I slept in this morning, till a late late 8:10, then bounded out of bed, fed everyone, and commenced working at 8:30. I’m “at lunch” now, and by “at lunch” I mean I’m talking to you rather than copy editing something.
Yesterday was my 23-year anniversary of being a copy editor. Twenty-three years ago yesterday, I showed up for work at a textbook publishing company outside of Los Angeles. I got the job because Marvin, who had signed up to be my husband and eventually erased his name from the board, saw an ad in the paper for a proofreader at a textbook publishing agency. Remember when we looked at ads in the paper, then printed our resume and cover letter and mailed them and waited for a call? Good gravy.
“You should be a proofreader,” said Marvin, who later said, “You should write a blog.”
Had Marvin stuck around, perhaps he could have thought of a new thing for me to do. Instead I’m over here in suspended animation, being a copy editor for 23 years and a blogger for 14 because Marvin’s not here with the next suggestion.
I can’t recall which job I got that named me a lofty “copy editor” instead of a “proofreader,” but the difference is a copy editor can change words around. A proofreader just looks for spelling and grammar and punctuation, and please stop assuming anything wrong with the language counts as “grammar.”
“I hate to be the grammar police, but that needs a question mark.”
That isn’t grammar, you damp ham.
Anyway, that’s how I became a copy editor, and now I’m a SENIOR copy editor, which means I get Meals on Wheels. And free Pond’s Cold Cream for life. So, a jar of Pond’s Cold Cream.
Get it? That was a senior joke. There’s my next career: Senior jokes, by June.
So other than celebrating my anniversary with a nice batch of things to edit, life has pretty much gone on the same as the day before, and the day before that, dating all the way back to February 17 of this year, which was the last normal day I had before my surgery.
Oh. It’s possible I didn’t mention I had surgery in February. I enjoy keeping things under wraps.
That last day, February 17, I had a good day at work. Things were going well on some writing I was doing—sometimes at work they let me write and not copy edit. I was feeling better physically than I had, which was probably oh hang on neighbors are yelling…

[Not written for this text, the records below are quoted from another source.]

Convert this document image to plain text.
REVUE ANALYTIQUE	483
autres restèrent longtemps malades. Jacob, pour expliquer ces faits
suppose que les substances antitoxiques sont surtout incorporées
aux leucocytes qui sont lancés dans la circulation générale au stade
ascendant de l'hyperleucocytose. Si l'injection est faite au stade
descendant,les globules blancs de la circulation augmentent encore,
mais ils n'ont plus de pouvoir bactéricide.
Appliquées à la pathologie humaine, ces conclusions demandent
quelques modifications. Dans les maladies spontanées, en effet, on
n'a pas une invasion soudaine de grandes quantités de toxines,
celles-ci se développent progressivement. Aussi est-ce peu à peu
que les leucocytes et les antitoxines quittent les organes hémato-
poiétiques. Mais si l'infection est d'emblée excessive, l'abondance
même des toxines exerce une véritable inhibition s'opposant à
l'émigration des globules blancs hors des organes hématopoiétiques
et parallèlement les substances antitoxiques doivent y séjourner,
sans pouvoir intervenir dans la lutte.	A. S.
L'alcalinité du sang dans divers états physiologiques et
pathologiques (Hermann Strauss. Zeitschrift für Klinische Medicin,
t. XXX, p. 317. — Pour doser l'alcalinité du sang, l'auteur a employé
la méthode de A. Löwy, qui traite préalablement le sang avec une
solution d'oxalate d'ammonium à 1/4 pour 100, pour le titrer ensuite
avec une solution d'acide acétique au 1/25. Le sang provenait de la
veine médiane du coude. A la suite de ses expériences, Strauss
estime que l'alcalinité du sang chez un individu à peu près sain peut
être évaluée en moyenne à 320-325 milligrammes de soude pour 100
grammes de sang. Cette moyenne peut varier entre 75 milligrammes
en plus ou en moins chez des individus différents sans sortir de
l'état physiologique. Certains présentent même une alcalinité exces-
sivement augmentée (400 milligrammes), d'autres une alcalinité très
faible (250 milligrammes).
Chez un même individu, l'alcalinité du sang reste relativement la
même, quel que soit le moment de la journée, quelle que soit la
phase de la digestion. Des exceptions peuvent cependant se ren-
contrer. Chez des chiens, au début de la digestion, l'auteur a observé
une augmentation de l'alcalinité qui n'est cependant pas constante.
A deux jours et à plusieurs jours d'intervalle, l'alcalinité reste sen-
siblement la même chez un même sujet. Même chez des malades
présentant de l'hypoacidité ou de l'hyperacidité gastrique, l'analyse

OK, false alarm. The people across the street sometimes just speak loudly and other times they’re legit mad at each other and either way I Gladys Kravitz my way over there or hover on my Ring doorbell to get a load of what’s going on. This was just “I’m yelling from the porch cause it’s raining,” not actual anger words.
Anyway, on February 17, I left work thinking I’d be back in two weeks. I felt so bereft when I left, and I was all, What’s yer problem? You aren’t leaving forever. And here I am, 8 months later, still not back. It’s like somehow I knew.
Have you ever had one of those? Like, somehow you knew but there was no way you could have known? Usually I DON’T know, and I think back on things and think, That was the last time I ever saw that person but I didn’t know it and I was way casual about it.
Not to be obsessed with Marvin, who signed up to be my husband and then erased his name from the board, did I mention? When we separated, he lived fairly near, so every once in awhile he’d come to my house with food and we’d have lunch together. I always go home for lunch. I mean, now of course I STAY home for lunch, but back when I left the house I always came home for lunch, allegedly to let the dog out, a dog who holds it like a camel, and whom you have to force outside and practically milk to get him to pee.
Anyway, one day, and I have no idea the date or the year, but Ima guess 2014, early, Marvin came over for lunch and he of course got my order wrong because that’s what he did. Once when we were married I sent him to Boston Market for turkey and dressing and
I’M LYIN I’M DYIN
he came back with a plate of turkey and a container of French dressing.
Anyway. Whatever day that was, we had our lunch, I’m sure I groused about my wrong order, he left and I never saw Marvin again. Now he lives in Atlanta and is married and a few years back I was IN Atlanta and said, “Hey, we should meet up” and he said no so I will never ask again and odds are I will never see Marvin for as long as I live. And that last time I was just, See ya except I didn’t.
I just had no idea. So that time, I didn’t know.
The day I left work to go have surgery, I somehow knew. I was wistful and couldn’t place why. “It’s only two weeks, you damp ham” I told myself, and damp hams are very big with me today.
The weekend before my surgery, Ned and I went shopping. We got…I can’t remember what we got. But something surgical-preppy, I’d assume. Loose pants or something. But what I remember is we got coffee, and sat in his car outside of Old Navy, drinking our coffee and watching the crowds, and I got one of those weird flashes of happy. You ever get those?
I had no idea why I felt happy. But it was the last time I was in a crowd or a store, so maybe I sort of knew that, as well. I knew it’d be a long time before I was out in a crowd, shopping, with my ex.
I gotta go. I spent the first 30 minutes of my “lunch hour” talking to you, and I want to spend the next 30 showering and dressing. Not French dressing in a container, though.